Caviar confiscated

ABU DHABI — Gleaming caviar worth Dh35,000 was found being sold illegally without proper documentation in Abu Dhabi, and was confiscated by the authorities.

By A Staff Reporter

Published: Sat 25 Jun 2005, 10:58 AM

Last updated: Thu 2 Apr 2015, 8:09 PM

A recent check at an Abu Dhabi supermarket by the Cites (Convention on International Trade in Endangered Species of Wild Flora and Fauna) staff resulted in the finding of the caviar being sold without proper Cites documentation.

“This is yet another step in the drive to combat illegal trade in endangered species of wild fauna and flora in the Emirate of Abu Dhabi,” said a Cites spokeswoman.

Since caviar is the eggs of sturgeon fish, which are threatened in the wild, 25 of the 27 species of this fish have been listed under Cites Appendix II. This means international trade in these species and their products can occur, but only under a system of permits. The supermarket committed this offence despite the fact that the Cites authorities in the UAE had sent its management a letter a year ago informing them of the negative impacts of trading in endangered species and the negative consequences they would face if they did trade in those endangered species.

Caviar, otherwise known as ‘fish roe’, is an acknowledged delicacy around the world and is very expensive, with 250gm of Beluga caviar worth almost Dh1,150. Some establishments in Abu Dhabi that have shown great cooperation with Cites authorities and have complied with the agreement include the Hilton Hotel, Abu Dhabi Co-operative Society, Carrefour and Spinneys.

In 2001, the UAE was not allowed to import or re-export caviar because it was considered to be a major trans-shipment point for illegal caviar. Since the ban was lifted in 2002, the UAE authorities have demonstrated to the Geneva-based Cites Secretariat that caviar trade in the UAE has been regularised, with this recent confiscation being another example of the progress that has occurred.

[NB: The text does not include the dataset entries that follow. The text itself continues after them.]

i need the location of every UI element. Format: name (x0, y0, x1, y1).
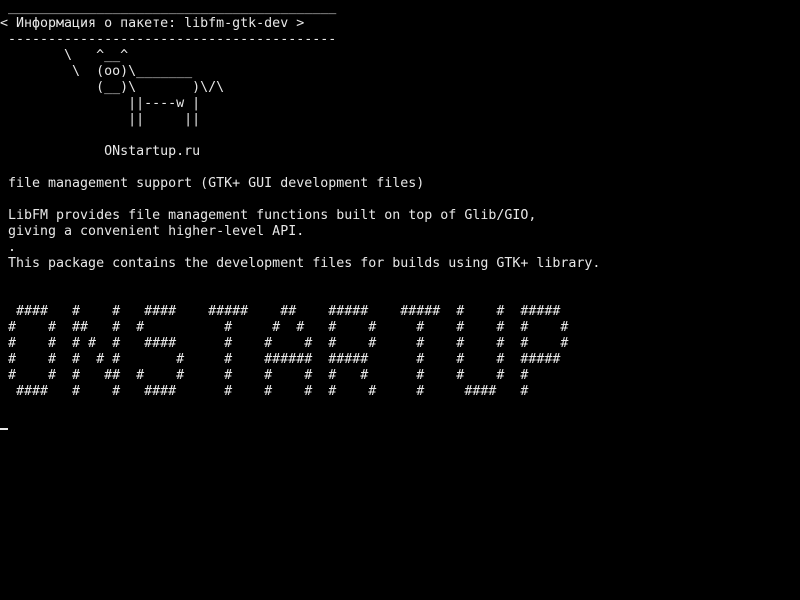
text-cursor (0, 428, 8, 430)
package-description: LibFM provides file management functions… (0, 208, 537, 223)
banner-line: #### # # #### # # # # # # #### # (0, 384, 529, 399)
cowsay-bottom-border: ----------------------------------------… (0, 32, 337, 47)
site-name: ONstartup.ru (0, 144, 201, 159)
banner-line: #### # # #### ##### ## ##### ##### # # #… (0, 304, 561, 319)
terminal-window[interactable]: ________________________________________… (0, 0, 800, 600)
terminal-output: ________________________________________… (0, 0, 800, 400)
package-summary: file management support (GTK+ GUI develo… (0, 176, 425, 191)
banner-line: # # ## # # # # # # # # # # # # (0, 320, 569, 335)
package-description: . (0, 240, 17, 255)
cow-art-line: ||----w | (0, 96, 201, 111)
cow-art-line: || || (0, 112, 201, 127)
cow-art-line: \ ^__^ (0, 48, 129, 63)
package-description: giving a convenient higher-level API. (0, 224, 305, 239)
banner-line: # # # # # #### # # # # # # # # # # (0, 336, 569, 351)
banner-line: # # # ## # # # # # # # # # # # (0, 368, 529, 383)
banner-line: # # # # # # # ###### ##### # # # ##### (0, 352, 561, 367)
cow-art-line: (__)\ )\/\ (0, 80, 225, 95)
cowsay-top-border: ________________________________________… (0, 0, 337, 15)
cowsay-message: < Информация о пакете: libfm-gtk-dev > (0, 16, 305, 31)
package-description: This package contains the development fi… (0, 256, 601, 271)
cow-art-line: \ (oo)\_______ (0, 64, 193, 79)
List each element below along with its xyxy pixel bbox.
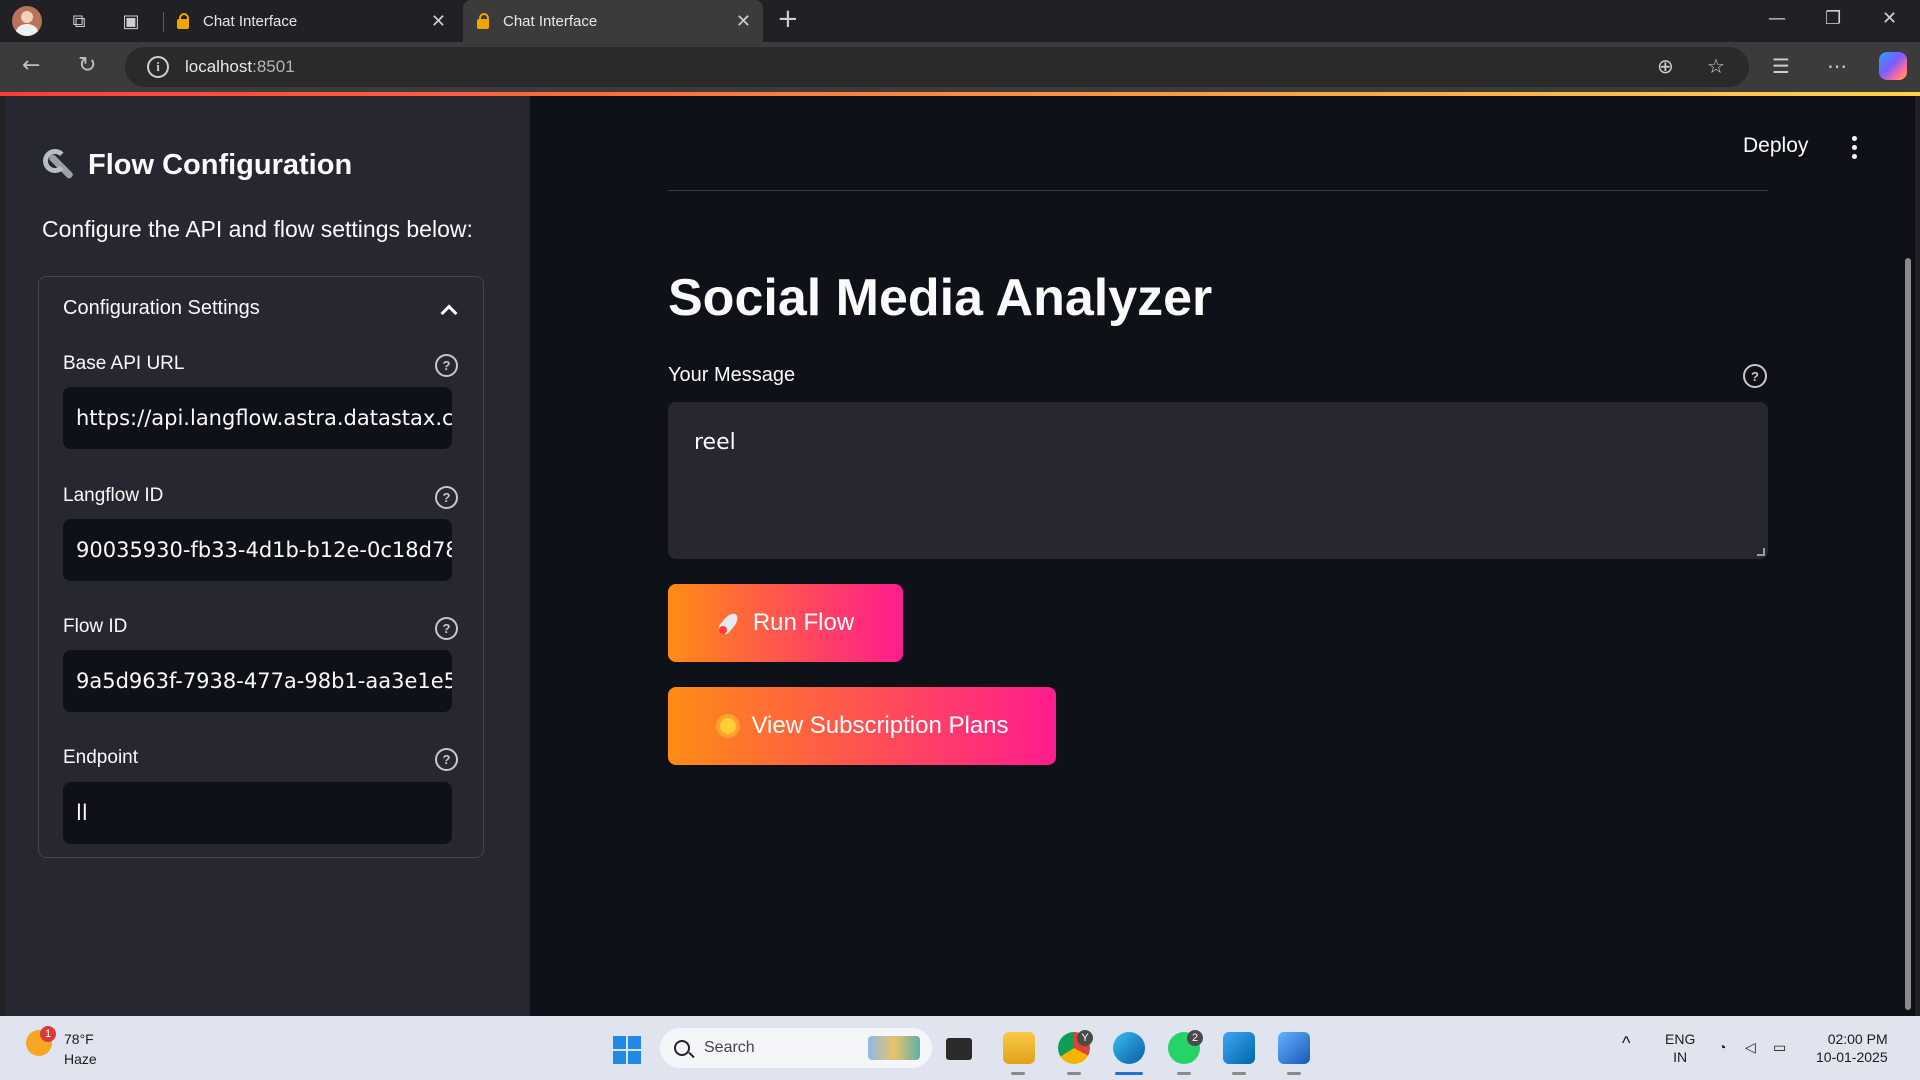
flow-id-label: Flow ID — [63, 616, 128, 637]
view-subscription-plans-button[interactable]: View Subscription Plans — [668, 687, 1056, 765]
refresh-icon[interactable]: ↻ — [78, 53, 96, 78]
close-icon[interactable]: ✕ — [736, 11, 751, 32]
close-icon[interactable]: ✕ — [431, 11, 446, 32]
battery-icon[interactable]: ▭ — [1773, 1038, 1786, 1056]
weather-desc[interactable]: Haze — [64, 1051, 97, 1067]
tab-chat-interface-1[interactable]: Chat Interface ✕ — [163, 0, 458, 42]
more-options-icon[interactable]: ⋯ — [1827, 54, 1847, 78]
vertical-tabs-icon[interactable]: ▣ — [116, 6, 146, 36]
view-plans-label: View Subscription Plans — [751, 712, 1009, 739]
show-hidden-icons-chevron-icon[interactable]: ^ — [1622, 1034, 1630, 1052]
help-icon[interactable]: ? — [435, 486, 458, 509]
expander-title: Configuration Settings — [63, 297, 260, 319]
clock[interactable]: 02:00 PM 10-01-2025 — [1816, 1030, 1888, 1066]
window-close-icon[interactable]: ✕ — [1882, 8, 1897, 29]
configuration-expander: Configuration Settings Base API URL ? ht… — [38, 276, 484, 858]
language-indicator[interactable]: ENG IN — [1665, 1030, 1695, 1066]
zoom-icon[interactable]: ⊕ — [1657, 54, 1674, 78]
minimize-icon[interactable]: — — [1768, 8, 1786, 29]
chrome-profile-badge: Y — [1077, 1030, 1093, 1046]
back-arrow-icon[interactable]: ← — [22, 53, 40, 78]
address-bar: ← ↻ i localhost:8501 ⊕ ☆ ☰ ⋯ — [0, 42, 1920, 92]
taskbar-search[interactable]: Search — [660, 1028, 932, 1068]
message-textarea[interactable]: reel — [668, 402, 1768, 559]
app-active-indicator — [1115, 1072, 1143, 1075]
run-flow-label: Run Flow — [752, 609, 855, 636]
help-icon[interactable]: ? — [1743, 364, 1767, 388]
task-view-icon[interactable] — [946, 1038, 972, 1060]
sun-icon — [715, 713, 741, 739]
langflow-id-label: Langflow ID — [63, 485, 164, 506]
favorites-icon[interactable]: ☰ — [1772, 54, 1790, 78]
clock-time: 02:00 PM — [1827, 1031, 1888, 1047]
app-running-indicator — [1232, 1072, 1246, 1075]
app-running-indicator — [1067, 1072, 1081, 1075]
wrench-icon — [42, 148, 76, 182]
main-menu-icon[interactable] — [1852, 136, 1860, 162]
rocket-icon — [717, 610, 743, 636]
volume-icon[interactable]: ◁ — [1745, 1038, 1756, 1056]
langflow-id-input[interactable]: 90035930-fb33-4d1b-b12e-0c18d78 — [63, 519, 452, 581]
favorite-star-icon[interactable]: ☆ — [1707, 54, 1725, 78]
weather-temp[interactable]: 78°F — [64, 1031, 94, 1047]
language-code: ENG — [1665, 1031, 1696, 1047]
profile-avatar[interactable] — [12, 6, 42, 36]
message-value: reel — [694, 430, 736, 455]
app-running-indicator — [1287, 1072, 1301, 1075]
help-icon[interactable]: ? — [435, 354, 458, 377]
lock-icon — [175, 12, 191, 30]
restore-icon[interactable]: ❐ — [1825, 8, 1841, 29]
flow-id-input[interactable]: 9a5d963f-7938-477a-98b1-aa3e1e5 — [63, 650, 452, 712]
photos-icon[interactable] — [1278, 1032, 1310, 1064]
page-title: Social Media Analyzer — [668, 269, 1213, 327]
help-icon[interactable]: ? — [435, 617, 458, 640]
region-code: IN — [1673, 1049, 1688, 1065]
window-edge — [1915, 96, 1920, 1016]
tab-title: Chat Interface — [203, 12, 298, 30]
search-label: Search — [704, 1039, 755, 1056]
vscode-icon[interactable] — [1223, 1032, 1255, 1064]
taskbar: 1 78°F Haze Search Y 2 ^ ENG IN ◔ ◁ ▭ 02… — [0, 1016, 1920, 1080]
search-highlight-image — [868, 1036, 920, 1060]
wifi-icon[interactable]: ◔ — [1718, 1038, 1726, 1056]
copilot-icon[interactable] — [1879, 52, 1907, 80]
chevron-up-icon[interactable] — [440, 304, 458, 321]
workspaces-icon[interactable]: ⧉ — [64, 6, 94, 36]
deploy-button[interactable]: Deploy — [1743, 134, 1808, 158]
sidebar-title: Flow Configuration — [42, 148, 352, 182]
whatsapp-badge: 2 — [1187, 1030, 1203, 1046]
base-api-url-input[interactable]: https://api.langflow.astra.datastax.com — [63, 387, 452, 449]
base-api-url-label: Base API URL — [63, 353, 185, 374]
windows-start-icon[interactable] — [613, 1036, 641, 1064]
url-field[interactable]: i localhost:8501 ⊕ ☆ — [125, 47, 1749, 87]
url-text: localhost:8501 — [185, 57, 295, 76]
sidebar-description: Configure the API and flow settings belo… — [42, 216, 473, 242]
message-label: Your Message — [668, 364, 796, 386]
app-running-indicator — [1011, 1072, 1025, 1075]
resize-handle[interactable] — [1757, 548, 1765, 556]
endpoint-label: Endpoint — [63, 747, 139, 768]
site-info-icon[interactable]: i — [147, 56, 169, 78]
search-icon — [674, 1040, 690, 1056]
scrollbar[interactable] — [1905, 258, 1911, 1010]
header-divider — [668, 190, 1768, 191]
sidebar-title-text: Flow Configuration — [88, 148, 353, 181]
endpoint-input[interactable]: ll — [63, 782, 452, 844]
tab-chat-interface-2[interactable]: Chat Interface ✕ — [463, 0, 763, 42]
expander-header[interactable]: Configuration Settings — [63, 297, 463, 321]
run-flow-button[interactable]: Run Flow — [668, 584, 903, 662]
help-icon[interactable]: ? — [435, 748, 458, 771]
tab-title: Chat Interface — [503, 12, 598, 30]
file-explorer-icon[interactable] — [1003, 1032, 1035, 1064]
weather-badge: 1 — [40, 1026, 56, 1042]
app-running-indicator — [1177, 1072, 1191, 1075]
lock-icon — [475, 12, 491, 30]
edge-icon[interactable] — [1113, 1032, 1145, 1064]
clock-date: 10-01-2025 — [1816, 1049, 1888, 1065]
new-tab-button[interactable]: + — [777, 4, 799, 34]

Caviar is produced from three main species of sturgeon namely Beluga (Huso huso), Osetra (Acipenser gueldenstaedtii) and Sevruga (Acipenser stellatus). Sturgeon caviar is considered the only true caviar and the last remaining sturgeon habitat is now in the Caspian Sea, which is the richest sturgeon habitat anywhere on the planet. These three species of sturgeon provide 90 per cent of the world’s production. Beluga is the most prized of all caviar. It comes from the largest of sturgeons, weighing up to 2,000 pounds.